The year after the release of Gruesome Twosome, it would prove to be a landmark for Tweety and Warner Bros. animation. In Friz Freleng’s Tweetie Pie (1947), Tweety was paired for the first time with the character who would become his ongoing antagonist, Sylvester, the cat.
The combination of these two personalities proved irresistible, and the short would win an Oscar. In it, Sylvester (called Thomas here) has a master who takes pity on poor Tweety and brings the little bird into the house in a cage, while Sylvester/Thomas attempts to get the bird. Tweety uses everything from a blowtorch to a bowling ball to ward off the cat.

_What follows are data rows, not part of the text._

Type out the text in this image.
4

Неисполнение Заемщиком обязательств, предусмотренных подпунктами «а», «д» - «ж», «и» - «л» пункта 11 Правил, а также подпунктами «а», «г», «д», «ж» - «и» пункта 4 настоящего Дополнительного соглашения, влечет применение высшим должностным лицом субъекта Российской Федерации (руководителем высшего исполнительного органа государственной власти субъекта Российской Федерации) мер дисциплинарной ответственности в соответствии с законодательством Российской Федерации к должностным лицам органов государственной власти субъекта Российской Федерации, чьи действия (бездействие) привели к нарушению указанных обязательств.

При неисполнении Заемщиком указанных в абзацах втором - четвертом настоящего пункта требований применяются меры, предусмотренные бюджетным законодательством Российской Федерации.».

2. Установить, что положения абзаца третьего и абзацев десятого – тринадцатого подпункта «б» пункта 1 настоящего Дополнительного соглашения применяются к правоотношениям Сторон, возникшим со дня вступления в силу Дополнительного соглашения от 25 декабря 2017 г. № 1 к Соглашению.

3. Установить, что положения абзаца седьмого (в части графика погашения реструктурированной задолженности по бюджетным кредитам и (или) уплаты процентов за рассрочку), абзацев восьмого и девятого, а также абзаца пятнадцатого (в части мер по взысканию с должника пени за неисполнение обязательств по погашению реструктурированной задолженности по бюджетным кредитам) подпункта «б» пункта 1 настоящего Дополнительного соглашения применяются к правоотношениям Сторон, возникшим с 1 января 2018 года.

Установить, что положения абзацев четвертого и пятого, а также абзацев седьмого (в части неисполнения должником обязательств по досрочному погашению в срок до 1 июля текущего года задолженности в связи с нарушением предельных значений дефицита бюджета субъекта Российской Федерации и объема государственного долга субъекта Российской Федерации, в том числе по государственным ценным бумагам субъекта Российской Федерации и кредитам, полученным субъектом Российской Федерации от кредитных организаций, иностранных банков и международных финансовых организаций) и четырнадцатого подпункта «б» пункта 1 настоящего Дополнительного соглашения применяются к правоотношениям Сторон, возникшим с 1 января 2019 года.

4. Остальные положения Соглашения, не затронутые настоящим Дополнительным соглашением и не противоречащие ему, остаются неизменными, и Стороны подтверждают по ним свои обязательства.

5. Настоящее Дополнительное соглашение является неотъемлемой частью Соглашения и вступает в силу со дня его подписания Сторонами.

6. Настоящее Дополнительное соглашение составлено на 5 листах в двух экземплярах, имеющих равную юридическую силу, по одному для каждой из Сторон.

As author Steve Schneider writes in his book, That’s All Folks: The Art of Warner Bros. Animation: “Like Rodgers and Hammerstein, Tweety and Sylvester had enjoyed accomplished solo careers before they worked together. But it was only when they were paired that they reached the most rarefied levels of cultural achievement.”
Some of the highlights of their many appearances together include I Taw a Putty Tat (1948), another short with the “model” of Tweety in a cage, and Sylvester attempting to get him out of the cage and into his mouth. Canary Row (1950) brought in Granny as Tweety’s owner (another foil for Sylvester). Catty Cornered in 1953 has the two involved with two hysterical gangsters, and 1957’s Birds Anonymous (another Oscar winner) is a clever comedy about Sylvester attempting to stop eating Tweety by going, you’ll excuse the expression, “cold turkey.” In 1960, Hyde and Tweet, where Tweety inadvertently eats Dr. Jekyll’s formula and turns into a large, Dr. Hyde version of himself (brought to life with some creative character design).
Tweety has remained an audience favorite with his innocence and a very knowing instinct. In the past three decades, he has been a part of appearances in 1988’s Who Framed Roger Rabbit (in a memorable moment with Eddie Valiant/Bob Hoskins), Space Jam (1996), and Looney Tunes: Back in Action.
In 1995, Tweety returned with the TV show The Sylvester and Tweety Mysteries, in which they were partnered with Granny and Hector the dog, solving mysteries around the world.
Through it all, Tweety has become one of the most popular and beloved characters in Warner Bros’ canon and for eight decades of seeing a “putty tat,” a little bird has provided tremendous entertainment.